I never completely figured out Aikido with it’s joint locks and levers. Maybe talented aikidokas have a grater capacity to visualize/fill this type of activity?
(Aikido SanDan, ~28 years of practice, still going to the dojo 3 times a week).
Interesting point, but I don’t think Aikidoka have any special talent for that: we use a small number of techniques and what changes is the way you use them in response to different attacks/holds.
Also, you tend to work on your specific Ryu (school) technicsl curriculum and nobody goes around “inventing” new locks.
(Some argue that Aikido is not really adapting to modern world nor cross-pollinating with other martial arts due to -arguably excessive - reverence for tradition).
Honestly, it's just a mash-up of a few Buddhist ideas and a few math ideas:
You can model what you're doing as a phase space, which is the product space of the state of each thing you control. This generally has a lot more dimensions than three. (You see this in robotics; a 5-axis CNC has a 5 dimensional phase space for position (5 axes of motion), plus a few more dimensions for things like speed and coolant flow.)

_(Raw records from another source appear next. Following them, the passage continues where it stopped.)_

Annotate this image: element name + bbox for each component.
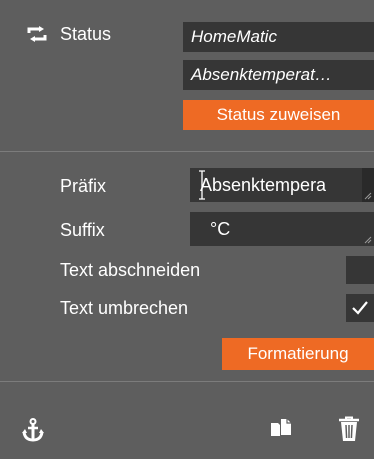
section-divider <box>0 151 374 152</box>
properties-panel: Status HomeMatic Absenktemperat… Status … <box>0 0 374 459</box>
prefix-label: Präfix <box>60 176 107 196</box>
section-divider <box>0 381 374 382</box>
status-section: Status HomeMatic Absenktemperat… Status … <box>0 0 374 144</box>
prefix-input[interactable]: Absenktempera <box>190 168 374 202</box>
resize-grip-icon <box>364 192 372 200</box>
resize-grip-icon <box>364 236 372 244</box>
text-cursor-icon <box>199 170 205 200</box>
wrap-text-checkbox[interactable] <box>346 294 374 322</box>
truncate-text-label: Text abschneiden <box>60 260 201 280</box>
assign-status-button[interactable]: Status zuweisen <box>183 100 374 130</box>
suffix-input[interactable]: °C <box>190 212 374 246</box>
formatting-button[interactable]: Formatierung <box>222 338 374 370</box>
anchor-icon[interactable] <box>22 418 44 442</box>
wrap-text-label: Text umbrechen <box>60 298 189 318</box>
status-source-field[interactable]: HomeMatic <box>183 22 374 52</box>
status-datapoint-field[interactable]: Absenktemperat… <box>183 60 374 90</box>
suffix-label: Suffix <box>60 220 105 240</box>
trash-icon[interactable] <box>338 416 360 442</box>
checkmark-icon <box>352 301 368 315</box>
swap-arrows-icon <box>27 26 47 42</box>
prefix-resize-handle[interactable] <box>362 168 374 202</box>
status-label: Status <box>60 24 112 44</box>
truncate-text-checkbox[interactable] <box>346 256 374 284</box>
copy-icon[interactable] <box>270 418 292 440</box>
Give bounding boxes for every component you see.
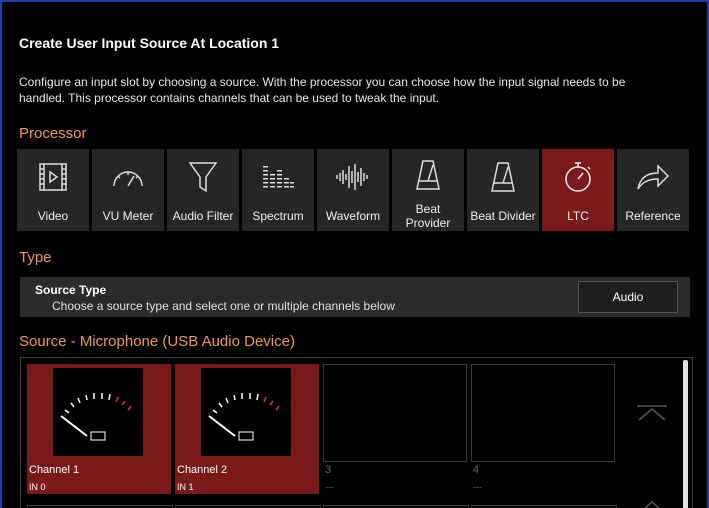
processor-reference[interactable]: Reference — [617, 149, 689, 231]
channel-input: --- — [473, 482, 482, 492]
channel-name: 4 — [473, 464, 480, 476]
scroll-up-icon[interactable] — [635, 404, 669, 424]
channel-placeholder — [471, 364, 615, 462]
processor-spectrum[interactable]: Spectrum — [242, 149, 314, 231]
source-type-hint: Choose a source type and select one or m… — [52, 299, 395, 313]
processor-beat-provider[interactable]: Beat Provider — [392, 149, 464, 231]
channel-tile[interactable]: 3 --- — [323, 364, 467, 494]
funnel-icon — [167, 159, 239, 195]
processor-label: LTC — [567, 209, 589, 223]
waveform-icon — [317, 159, 389, 195]
processor-label: Video — [37, 209, 69, 223]
channel-name: Channel 2 — [177, 464, 228, 476]
gauge-icon — [92, 159, 164, 195]
processor-beat-divider[interactable]: Beat Divider — [467, 149, 539, 231]
create-input-source-dialog: Create User Input Source At Location 1 C… — [0, 0, 709, 508]
scrollbar[interactable] — [683, 360, 688, 508]
scroll-up-icon[interactable] — [635, 496, 669, 508]
processor-list: Video VU Meter Audio Filter Spectrum Wav… — [17, 149, 689, 231]
source-type-label: Source Type — [35, 283, 107, 297]
channel-input: IN 0 — [29, 482, 46, 492]
dialog-description: Configure an input slot by choosing a so… — [19, 75, 626, 105]
stopwatch-icon — [542, 159, 614, 195]
processor-waveform[interactable]: Waveform — [317, 149, 389, 231]
channel-placeholder — [323, 364, 467, 462]
processor-audio-filter[interactable]: Audio Filter — [167, 149, 239, 231]
channel-name: 3 — [325, 464, 332, 476]
vu-meter-graphic — [53, 368, 143, 456]
processor-label: Spectrum — [252, 209, 304, 223]
processor-heading: Processor — [19, 125, 87, 142]
processor-label: Beat Divider — [470, 209, 536, 223]
processor-label: Reference — [625, 209, 681, 223]
channel-input: --- — [325, 482, 334, 492]
channel-input: IN 1 — [177, 482, 194, 492]
channel-name: Channel 1 — [29, 464, 80, 476]
vu-meter-graphic — [201, 368, 291, 456]
channel-tile[interactable]: 4 --- — [471, 364, 615, 494]
video-icon — [17, 159, 89, 195]
processor-ltc[interactable]: LTC — [542, 149, 614, 231]
source-type-row: Source Type Choose a source type and sel… — [20, 277, 690, 317]
share-arrow-icon — [617, 159, 689, 195]
metronome-icon — [392, 157, 464, 193]
source-type-select[interactable]: Audio — [578, 281, 678, 313]
processor-label: Audio Filter — [172, 209, 234, 223]
processor-vu-meter[interactable]: VU Meter — [92, 149, 164, 231]
processor-video[interactable]: Video — [17, 149, 89, 231]
dialog-title: Create User Input Source At Location 1 — [19, 35, 280, 51]
processor-label: Waveform — [325, 209, 381, 223]
source-heading: Source - Microphone (USB Audio Device) — [19, 333, 295, 350]
channel-tile[interactable]: Channel 2 IN 1 — [175, 364, 319, 494]
metronome-icon — [467, 159, 539, 195]
processor-label: Beat Provider — [405, 202, 451, 230]
type-heading: Type — [19, 249, 52, 266]
spectrum-icon — [242, 159, 314, 195]
channel-tile[interactable]: Channel 1 IN 0 — [27, 364, 171, 494]
processor-label: VU Meter — [102, 209, 154, 223]
channel-grid: Channel 1 IN 0 Channel 2 IN 1 3 --- 4 --… — [20, 357, 693, 508]
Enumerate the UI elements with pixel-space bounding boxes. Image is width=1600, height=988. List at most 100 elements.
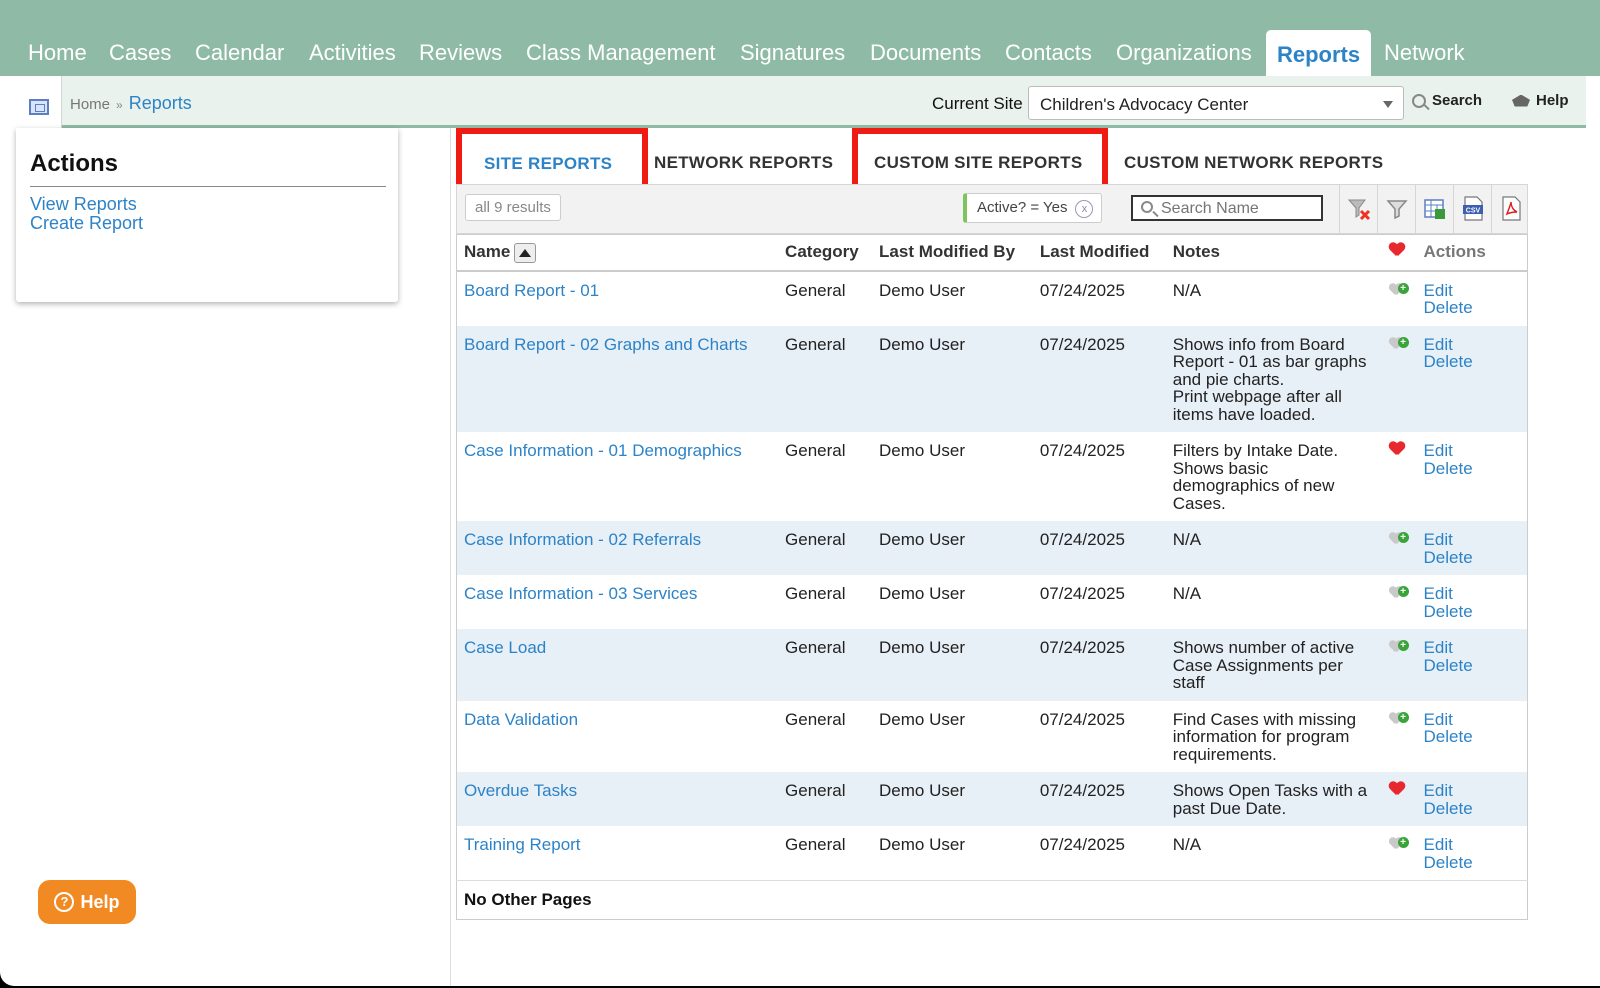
table-row: Case Information - 01 Demographics Genera… bbox=[457, 432, 1528, 521]
edit-link[interactable]: Edit bbox=[1424, 335, 1520, 354]
report-name-link[interactable]: Case Information - 01 Demographics bbox=[464, 441, 742, 460]
create-report-link[interactable]: Create Report bbox=[30, 213, 143, 234]
edit-link[interactable]: Edit bbox=[1424, 836, 1520, 854]
notes-line: past Due Date. bbox=[1172, 798, 1287, 818]
notes-line: Print webpage after all bbox=[1172, 387, 1342, 406]
report-name-link[interactable]: Case Information - 03 Services bbox=[464, 584, 697, 603]
nav-contacts[interactable]: Contacts bbox=[1005, 40, 1092, 66]
delete-link[interactable]: Delete bbox=[1424, 353, 1520, 371]
help-link[interactable]: Help bbox=[1512, 92, 1569, 109]
nav-class-management[interactable]: Class Management bbox=[526, 40, 716, 66]
tab-network-reports[interactable]: NETWORK REPORTS bbox=[654, 153, 833, 173]
report-name-link[interactable]: Data Validation bbox=[464, 710, 578, 729]
notes-line: items have loaded. bbox=[1172, 404, 1316, 424]
report-name-link[interactable]: Case Information - 02 Referrals bbox=[464, 530, 701, 549]
pdf-export-button[interactable] bbox=[1491, 185, 1529, 233]
delete-link[interactable]: Delete bbox=[1424, 728, 1520, 746]
notes-cell: Shows info from Board Report - 01 as bar … bbox=[1165, 325, 1382, 432]
breadcrumb-home[interactable]: Home bbox=[70, 96, 110, 113]
filter-button[interactable] bbox=[1377, 185, 1415, 233]
edit-link[interactable]: Edit bbox=[1424, 710, 1520, 729]
modified-by-cell: Demo User bbox=[872, 521, 1033, 575]
nav-calendar[interactable]: Calendar bbox=[195, 40, 284, 66]
notes-line: N/A bbox=[1172, 280, 1202, 300]
add-favorite-icon[interactable]: + bbox=[1389, 282, 1409, 298]
favorite-column-header[interactable] bbox=[1381, 234, 1417, 272]
delete-link[interactable]: Delete bbox=[1424, 656, 1520, 675]
edit-link[interactable]: Edit bbox=[1424, 442, 1520, 460]
results-count[interactable]: all 9 results bbox=[465, 194, 561, 221]
view-reports-link[interactable]: View Reports bbox=[30, 194, 137, 215]
category-column-header[interactable]: Category bbox=[778, 234, 873, 272]
current-site-label: Current Site bbox=[932, 94, 1023, 113]
edit-link[interactable]: Edit bbox=[1424, 782, 1520, 800]
notes-line: Filters by Intake Date. bbox=[1172, 441, 1339, 460]
actions-cell: Edit Delete bbox=[1417, 826, 1528, 881]
edit-link[interactable]: Edit bbox=[1424, 585, 1520, 603]
search-icon bbox=[1412, 93, 1426, 108]
breadcrumb-current[interactable]: Reports bbox=[129, 93, 192, 113]
active-filter-chip[interactable]: Active? = Yes x bbox=[963, 193, 1103, 223]
notes-line: information for program bbox=[1172, 727, 1350, 746]
add-favorite-icon[interactable]: + bbox=[1389, 585, 1409, 601]
category-cell: General bbox=[785, 835, 846, 854]
delete-link[interactable]: Delete bbox=[1424, 299, 1520, 317]
nav-signatures[interactable]: Signatures bbox=[740, 40, 845, 66]
edit-link[interactable]: Edit bbox=[1424, 531, 1520, 549]
delete-link[interactable]: Delete bbox=[1424, 853, 1520, 872]
nav-network[interactable]: Network bbox=[1384, 40, 1465, 66]
graduation-cap-icon bbox=[1512, 94, 1530, 107]
add-favorite-icon[interactable]: + bbox=[1389, 836, 1409, 852]
report-name-link[interactable]: Board Report - 01 bbox=[464, 281, 599, 300]
delete-link[interactable]: Delete bbox=[1424, 459, 1520, 478]
last-modified-column-header[interactable]: Last Modified bbox=[1032, 234, 1166, 272]
table-row: Case Information - 02 Referrals General De… bbox=[456, 521, 1528, 575]
notes-column-header[interactable]: Notes bbox=[1165, 234, 1382, 272]
clear-filters-button[interactable] bbox=[1339, 185, 1377, 233]
csv-export-button[interactable]: CSV bbox=[1453, 185, 1491, 233]
nav-cases[interactable]: Cases bbox=[109, 40, 171, 66]
nav-reports[interactable]: Reports bbox=[1266, 30, 1372, 76]
category-cell: General bbox=[778, 325, 873, 432]
add-favorite-icon[interactable]: + bbox=[1389, 336, 1409, 352]
delete-link[interactable]: Delete bbox=[1424, 602, 1520, 621]
modified-by-column-header[interactable]: Last Modified By bbox=[872, 234, 1033, 272]
add-favorite-icon[interactable]: + bbox=[1389, 531, 1409, 547]
report-name-link[interactable]: Training Report bbox=[464, 835, 581, 854]
report-name-link[interactable]: Board Report - 02 Graphs and Charts bbox=[464, 335, 747, 354]
modified-by-cell: Demo User bbox=[872, 772, 1033, 826]
add-favorite-icon[interactable]: + bbox=[1389, 639, 1409, 655]
nav-documents[interactable]: Documents bbox=[870, 40, 981, 66]
add-favorite-icon[interactable]: + bbox=[1389, 711, 1409, 727]
help-button-label: Help bbox=[80, 891, 120, 912]
search-name-input[interactable] bbox=[1131, 195, 1323, 221]
name-column-header[interactable]: Name bbox=[456, 234, 779, 272]
report-name-link[interactable]: Overdue Tasks bbox=[464, 781, 577, 800]
delete-link[interactable]: Delete bbox=[1424, 548, 1520, 567]
table-row: Overdue Tasks General Demo User 07/24/2025 S… bbox=[456, 772, 1528, 826]
favorite-cell: + bbox=[1382, 701, 1417, 773]
notes-cell: Filters by Intake Date. Shows basic demogr… bbox=[1166, 432, 1382, 521]
favorite-heart-icon[interactable] bbox=[1389, 442, 1405, 456]
nav-organizations[interactable]: Organizations bbox=[1116, 40, 1252, 66]
report-name-link[interactable]: Case Load bbox=[464, 638, 546, 657]
nav-home[interactable]: Home bbox=[28, 40, 87, 66]
report-name-cell: Case Information - 03 Services bbox=[457, 575, 779, 629]
current-site-select[interactable]: Children's Advocacy Center bbox=[1028, 86, 1404, 120]
notes-line: Case Assignments per bbox=[1172, 655, 1343, 675]
search-button[interactable]: Search bbox=[1412, 92, 1482, 109]
svg-text:CSV: CSV bbox=[1465, 208, 1480, 215]
excel-export-button[interactable] bbox=[1415, 185, 1453, 233]
sort-ascending-icon[interactable] bbox=[514, 242, 537, 263]
tab-custom-network-reports[interactable]: CUSTOM NETWORK REPORTS bbox=[1124, 153, 1383, 173]
nav-reviews[interactable]: Reviews bbox=[419, 40, 502, 66]
delete-link[interactable]: Delete bbox=[1424, 799, 1520, 818]
edit-link[interactable]: Edit bbox=[1424, 639, 1520, 657]
edit-link[interactable]: Edit bbox=[1424, 281, 1520, 300]
close-icon[interactable]: x bbox=[1075, 200, 1094, 218]
nav-activities[interactable]: Activities bbox=[309, 40, 396, 66]
help-button[interactable]: ? Help bbox=[38, 880, 136, 924]
excel-export-icon bbox=[1423, 199, 1445, 219]
favorite-heart-icon[interactable] bbox=[1389, 782, 1405, 796]
report-name-cell: Case Information - 02 Referrals bbox=[456, 521, 779, 575]
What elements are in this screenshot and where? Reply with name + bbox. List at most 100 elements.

That mashed up with the meditation idea of starting with your focus on something really small -- the soles of your feet, for instance -- and drawing it up your body until you can feel all of it.
If you do the two, you can slowly draw yourself into awareness of higher and higher dimensional phase spaces, which shows you a curve of exponential growth.
Well, okay -- I also followed Terry Tao's excellent advice on dealing with higher dimensions, to stop trying to picture math and start trying to find systems that expressed it in what they did. You can often get a feel for a system doing something more complex than what you can directly picture.